Como recuerda Carmen Caro, Pío Baroja (San Sebastián, 1872-Madrid, 1956) suele estar asociado a la imagen de un anciano en boina y zapatillas, sentado en un mullido sofá y arropado por una mesa camilla, una estampa de su ‘última vejez’ que en nada hace justicia a un autor que fue un impenitente viajero.

La prueba más que palpable la tenemos en ‘Ciudades de Italia’, uno de sus últimos encargos editoriales, un libro escrito en 1949 y en el que el escritor vasco reunió las impresiones de todos sus viajes italianos.

La editorial Caro Raggio tenía lista la reedición de la obra el año pasado, pero la pandemia retrasó su salida hasta 2021. Con la edición a cargo de Carmen Caro, sobrina nieta del autor y gran estudiosa de su obra, ‘Ciudades de Italia’ es una ocasión única para pasear por el país de los latinos de la mano de Baroja, que como recalca en varias ocasiones en el libro, nunca ejerció de turista y si viajaba era para buscar ambientación para sus novelas. De hecho, algunas de ellas, como ‘César o nada’ o ‘El laberinto de las sirenas’, están sustentadas en paseos que el autor comparte con los lectores en este hermoso y original libro.

Es la visión de Pío Baroja, pues, la de un escritor y no la de un turista impaciente, de ahí que opte casi siempre por paseos sin rumbo, mucho más provechosos que las visitas guiadas.

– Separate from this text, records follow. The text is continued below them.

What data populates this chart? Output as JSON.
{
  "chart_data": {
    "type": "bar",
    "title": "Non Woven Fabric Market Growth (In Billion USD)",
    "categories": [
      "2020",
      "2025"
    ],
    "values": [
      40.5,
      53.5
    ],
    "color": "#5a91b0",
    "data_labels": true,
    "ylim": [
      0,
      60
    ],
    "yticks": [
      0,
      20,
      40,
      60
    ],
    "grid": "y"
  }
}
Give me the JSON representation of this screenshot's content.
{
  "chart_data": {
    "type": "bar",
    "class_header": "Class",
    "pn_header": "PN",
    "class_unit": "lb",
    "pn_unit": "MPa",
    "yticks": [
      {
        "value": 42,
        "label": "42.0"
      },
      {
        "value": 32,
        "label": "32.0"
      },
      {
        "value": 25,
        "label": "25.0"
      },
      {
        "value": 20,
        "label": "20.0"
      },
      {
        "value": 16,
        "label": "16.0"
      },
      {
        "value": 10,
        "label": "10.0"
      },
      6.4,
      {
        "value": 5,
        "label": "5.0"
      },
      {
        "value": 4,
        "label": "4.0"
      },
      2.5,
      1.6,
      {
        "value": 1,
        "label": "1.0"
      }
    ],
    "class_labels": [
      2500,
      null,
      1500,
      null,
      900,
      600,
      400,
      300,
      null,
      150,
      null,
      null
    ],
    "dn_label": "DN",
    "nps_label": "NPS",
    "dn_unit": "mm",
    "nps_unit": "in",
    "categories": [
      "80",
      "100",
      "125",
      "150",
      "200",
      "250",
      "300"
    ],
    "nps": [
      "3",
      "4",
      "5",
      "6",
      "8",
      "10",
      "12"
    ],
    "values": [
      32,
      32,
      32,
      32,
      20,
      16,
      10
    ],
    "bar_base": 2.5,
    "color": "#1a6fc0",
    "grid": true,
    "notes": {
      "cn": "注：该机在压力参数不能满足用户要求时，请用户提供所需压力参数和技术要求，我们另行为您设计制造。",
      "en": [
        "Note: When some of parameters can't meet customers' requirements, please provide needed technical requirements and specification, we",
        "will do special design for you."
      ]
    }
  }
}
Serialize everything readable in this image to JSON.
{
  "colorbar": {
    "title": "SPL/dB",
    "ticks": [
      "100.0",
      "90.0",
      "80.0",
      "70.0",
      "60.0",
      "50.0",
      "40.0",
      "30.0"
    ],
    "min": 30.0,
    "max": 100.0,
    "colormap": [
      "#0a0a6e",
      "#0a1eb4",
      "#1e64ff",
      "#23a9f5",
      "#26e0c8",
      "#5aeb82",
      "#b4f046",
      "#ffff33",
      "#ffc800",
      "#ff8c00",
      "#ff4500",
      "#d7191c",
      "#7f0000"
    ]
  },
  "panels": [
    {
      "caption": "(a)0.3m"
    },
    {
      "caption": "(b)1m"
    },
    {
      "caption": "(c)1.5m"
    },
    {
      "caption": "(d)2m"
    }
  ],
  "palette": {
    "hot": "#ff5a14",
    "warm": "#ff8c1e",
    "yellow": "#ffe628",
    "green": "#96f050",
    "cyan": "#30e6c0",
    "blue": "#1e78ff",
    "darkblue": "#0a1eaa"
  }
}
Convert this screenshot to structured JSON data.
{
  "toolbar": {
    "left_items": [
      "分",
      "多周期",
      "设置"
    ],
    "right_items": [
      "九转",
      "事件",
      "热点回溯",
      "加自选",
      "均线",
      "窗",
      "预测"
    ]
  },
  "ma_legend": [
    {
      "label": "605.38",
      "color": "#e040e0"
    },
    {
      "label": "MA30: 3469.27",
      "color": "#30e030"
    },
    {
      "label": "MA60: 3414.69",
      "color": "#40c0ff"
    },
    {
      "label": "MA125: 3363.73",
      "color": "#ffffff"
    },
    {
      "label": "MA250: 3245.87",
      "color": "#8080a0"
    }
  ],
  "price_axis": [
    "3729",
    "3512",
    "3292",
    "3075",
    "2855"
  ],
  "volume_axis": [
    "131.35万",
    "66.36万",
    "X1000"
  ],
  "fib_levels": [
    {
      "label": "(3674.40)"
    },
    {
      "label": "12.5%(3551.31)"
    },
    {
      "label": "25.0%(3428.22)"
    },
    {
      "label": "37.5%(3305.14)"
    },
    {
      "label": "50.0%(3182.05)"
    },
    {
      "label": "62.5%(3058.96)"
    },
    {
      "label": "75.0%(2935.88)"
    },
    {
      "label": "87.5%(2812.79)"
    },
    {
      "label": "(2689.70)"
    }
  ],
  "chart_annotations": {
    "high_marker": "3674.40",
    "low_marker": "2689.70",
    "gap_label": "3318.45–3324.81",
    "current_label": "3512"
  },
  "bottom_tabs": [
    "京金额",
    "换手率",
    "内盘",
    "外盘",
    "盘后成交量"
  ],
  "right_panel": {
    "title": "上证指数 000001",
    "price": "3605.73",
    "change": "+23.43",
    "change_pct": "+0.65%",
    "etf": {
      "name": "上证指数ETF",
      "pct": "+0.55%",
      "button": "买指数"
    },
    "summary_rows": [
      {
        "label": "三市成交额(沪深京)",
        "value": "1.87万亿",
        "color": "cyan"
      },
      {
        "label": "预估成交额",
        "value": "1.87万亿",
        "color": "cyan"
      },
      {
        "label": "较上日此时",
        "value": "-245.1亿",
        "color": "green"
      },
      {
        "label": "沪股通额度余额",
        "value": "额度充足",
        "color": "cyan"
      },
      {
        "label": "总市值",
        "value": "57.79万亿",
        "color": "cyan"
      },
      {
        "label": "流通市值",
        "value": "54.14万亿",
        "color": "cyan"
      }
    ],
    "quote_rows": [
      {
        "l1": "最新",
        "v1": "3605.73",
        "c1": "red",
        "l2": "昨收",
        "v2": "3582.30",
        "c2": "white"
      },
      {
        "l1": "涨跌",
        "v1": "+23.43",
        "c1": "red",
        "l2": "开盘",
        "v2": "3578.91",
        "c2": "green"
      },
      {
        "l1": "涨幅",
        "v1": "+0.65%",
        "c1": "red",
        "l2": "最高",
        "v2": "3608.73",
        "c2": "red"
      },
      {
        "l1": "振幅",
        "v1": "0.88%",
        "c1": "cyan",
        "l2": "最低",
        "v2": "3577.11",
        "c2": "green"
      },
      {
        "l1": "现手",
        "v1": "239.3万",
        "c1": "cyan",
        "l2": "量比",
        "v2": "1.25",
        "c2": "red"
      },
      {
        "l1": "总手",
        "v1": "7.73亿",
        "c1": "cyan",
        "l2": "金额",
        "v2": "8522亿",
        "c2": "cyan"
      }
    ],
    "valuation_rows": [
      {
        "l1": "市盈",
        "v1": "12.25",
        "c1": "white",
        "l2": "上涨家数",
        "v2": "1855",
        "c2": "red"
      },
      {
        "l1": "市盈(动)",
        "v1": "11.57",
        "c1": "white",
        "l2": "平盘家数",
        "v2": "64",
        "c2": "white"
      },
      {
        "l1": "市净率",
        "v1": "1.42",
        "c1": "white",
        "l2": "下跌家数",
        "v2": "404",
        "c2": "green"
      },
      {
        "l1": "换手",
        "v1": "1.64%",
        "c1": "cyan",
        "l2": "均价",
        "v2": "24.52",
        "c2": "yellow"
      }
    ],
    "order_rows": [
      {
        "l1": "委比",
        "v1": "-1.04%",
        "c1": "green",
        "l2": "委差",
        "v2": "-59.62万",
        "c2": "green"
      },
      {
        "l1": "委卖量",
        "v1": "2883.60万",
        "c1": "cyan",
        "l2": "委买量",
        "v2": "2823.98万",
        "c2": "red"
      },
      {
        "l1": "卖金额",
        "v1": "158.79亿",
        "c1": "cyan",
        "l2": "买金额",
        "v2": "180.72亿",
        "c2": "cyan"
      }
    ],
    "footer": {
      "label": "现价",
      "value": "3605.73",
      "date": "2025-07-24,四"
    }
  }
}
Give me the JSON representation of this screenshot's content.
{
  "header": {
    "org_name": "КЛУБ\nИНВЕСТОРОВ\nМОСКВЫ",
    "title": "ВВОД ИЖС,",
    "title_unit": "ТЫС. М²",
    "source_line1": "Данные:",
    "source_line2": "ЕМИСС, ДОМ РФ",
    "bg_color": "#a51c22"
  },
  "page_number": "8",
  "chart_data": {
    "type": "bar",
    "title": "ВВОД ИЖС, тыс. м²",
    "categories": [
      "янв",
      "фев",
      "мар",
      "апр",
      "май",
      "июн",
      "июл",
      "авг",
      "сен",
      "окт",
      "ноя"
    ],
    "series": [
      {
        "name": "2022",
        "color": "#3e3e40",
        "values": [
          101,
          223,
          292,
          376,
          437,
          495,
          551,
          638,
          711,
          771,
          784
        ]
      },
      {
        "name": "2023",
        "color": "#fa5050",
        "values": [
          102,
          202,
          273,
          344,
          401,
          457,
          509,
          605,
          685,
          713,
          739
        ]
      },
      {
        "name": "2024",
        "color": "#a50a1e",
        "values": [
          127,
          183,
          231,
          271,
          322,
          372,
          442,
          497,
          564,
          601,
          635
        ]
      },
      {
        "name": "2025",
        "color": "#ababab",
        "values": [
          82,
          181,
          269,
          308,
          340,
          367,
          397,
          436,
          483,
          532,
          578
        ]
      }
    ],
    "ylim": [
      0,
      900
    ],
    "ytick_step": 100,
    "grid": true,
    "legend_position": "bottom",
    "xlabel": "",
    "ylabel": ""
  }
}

En ‘Ciudades de Italia’ descubrimos a un Baroja gran observador de la realidad que, con la salvedad de Florencia, prefiere las personas a los escenarios, algo que podemos constatar en sus garbeos por Nápoles, donde se nos revela como un fino antropólogo: «¡Qué galería de tipos! Gordos, flacos, sucios, limpios, rojos, pálidos, con pellicas de terciopelo o con una bufanda raída, con los pantalones deshilachados y las botas rotas, o almibarados como madamitas», dice de los abades con los que se topa.

También se nos revela como un entendido de la pintura renacentista, en especial de la prerrafaelita, de la que nos regala, cómo no, algunas pinceladas histórico-artísticas.

Pero es innegable que, pese a sus intentos, y aquí está el mayor atractivo del libro, el protagonismo no se lo llevan Roma, Bolonia, Nápoles ni Florencia sino su persona. En la obra nos topamos con un omnipresente Pío Baroja, convertido casi en personaje literario mientras alimenta con sus paseos las futuras narraciones.

En unos tiempos todavía no invadidos por el turismo a gran escala, el donostiarra tiene la ocasión de interactuar con auténticos personajes literarios como ese insufrible pastor protestante que le sigue a todos los sitios o la maravillosa historia de amor fallido con una hermosa y enigmática mujer de blanco. Literatura dentro de la literatura de viajes. Baroja en plena forma.